Das bedeutet somit, dass dem Wort "versuchte" hier eine gänzliche andere Bedeutung zugrunde liegt, als es etwa in Jakobus 1,13 der Fall ist. Hier bezeichnet "versuchen" ein Prüfen bzw. Testen, ein sich Bewähren.
Diese Sache war ein Test, eine Prüfung für Abraham - wie aus dem weiteren Verlauf der Ereignisse deutlich wird. Es war kein Ernstfall sondern ein Test, so erklärt sich auch, dass Gott ja gar nicht wollte, dass Isaak tatsächlich sterben sollte. Abraham bestand diesen Test mit Bravour, er vertraute und glaubte Gott bis hin zu dem Punkt, dass er überzeugt war, dass Gott Isaak bald nach dem Opfertod wieder von den Toten auferwecken würde, wie der Bericht in Heb 11 andeutet. Immerhin, nur so konnten ja Gottes Anweisung, Isaak als Opfer zu töten, und Gottes Verheißung, dass aus Isaak der Nachkomme Abrahams hervorgehen würde, wahr sein! Isaak hatte noch keine Nachkommen, und nun sollte er als Opfer sterben. Welch ein Glaube und welches Vertrauen Abraham in seinen Gott hatte!

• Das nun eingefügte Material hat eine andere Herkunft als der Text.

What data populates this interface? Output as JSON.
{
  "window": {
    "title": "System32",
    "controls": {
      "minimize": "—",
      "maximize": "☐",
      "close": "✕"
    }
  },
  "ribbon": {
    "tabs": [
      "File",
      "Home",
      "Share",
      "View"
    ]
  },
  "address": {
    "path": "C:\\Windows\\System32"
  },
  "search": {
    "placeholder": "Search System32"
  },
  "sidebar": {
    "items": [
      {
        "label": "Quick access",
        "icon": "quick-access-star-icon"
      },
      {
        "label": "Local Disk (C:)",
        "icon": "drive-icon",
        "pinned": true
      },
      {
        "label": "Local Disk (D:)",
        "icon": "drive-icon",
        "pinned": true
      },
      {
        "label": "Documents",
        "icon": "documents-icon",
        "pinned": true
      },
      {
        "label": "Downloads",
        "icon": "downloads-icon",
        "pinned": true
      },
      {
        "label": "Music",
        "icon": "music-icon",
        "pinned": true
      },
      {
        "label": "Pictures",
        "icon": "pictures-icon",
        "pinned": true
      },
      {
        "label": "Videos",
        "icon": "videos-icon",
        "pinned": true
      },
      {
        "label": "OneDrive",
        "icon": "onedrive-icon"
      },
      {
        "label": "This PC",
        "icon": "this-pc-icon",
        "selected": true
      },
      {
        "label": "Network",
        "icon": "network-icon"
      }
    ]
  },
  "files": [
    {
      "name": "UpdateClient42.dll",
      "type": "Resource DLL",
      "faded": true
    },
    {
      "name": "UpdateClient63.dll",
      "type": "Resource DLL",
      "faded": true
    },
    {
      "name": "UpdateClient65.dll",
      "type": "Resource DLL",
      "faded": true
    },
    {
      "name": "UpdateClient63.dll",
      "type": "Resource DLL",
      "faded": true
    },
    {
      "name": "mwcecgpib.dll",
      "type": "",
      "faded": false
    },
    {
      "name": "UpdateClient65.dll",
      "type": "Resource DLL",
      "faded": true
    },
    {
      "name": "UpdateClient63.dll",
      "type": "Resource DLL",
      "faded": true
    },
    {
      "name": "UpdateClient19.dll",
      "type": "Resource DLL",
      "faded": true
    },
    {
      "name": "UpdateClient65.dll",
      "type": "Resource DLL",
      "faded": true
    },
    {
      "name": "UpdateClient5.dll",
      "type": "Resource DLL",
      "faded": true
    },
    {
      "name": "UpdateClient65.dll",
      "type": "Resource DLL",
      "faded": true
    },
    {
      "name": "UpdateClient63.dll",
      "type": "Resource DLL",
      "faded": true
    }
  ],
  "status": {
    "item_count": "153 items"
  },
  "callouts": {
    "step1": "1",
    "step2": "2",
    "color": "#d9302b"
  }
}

Gott hat Abraham nicht zum Bösen versucht, da er das gar nicht tun kann. Gott trug Abraham etwas auf, was als Teil seines gesamten Erlösungsplanes notwendig war und was für Abraham ein ungeheurer Test, eine gewaltige Prüfung war. Man muss erkennen, dass rein sprachlich in den zwei Versen unterschiedliche Gebräuche des Wortes "versuchen" vorliegen. "Versuchen" bedeutet im einen Fall so viel wie "prüfen, testen" in einem guten Sinne; im anderen Falle bezieht es sich auf ein "versuchen, verleiten" zum Bösen.
So löst sich dieser scheinbare Widerspruch leicht auf, und wir können einige großartige Wahrheiten bzgl. Gott glauben und Gott vertrauen aus dem Beispiel Abrahams lernen.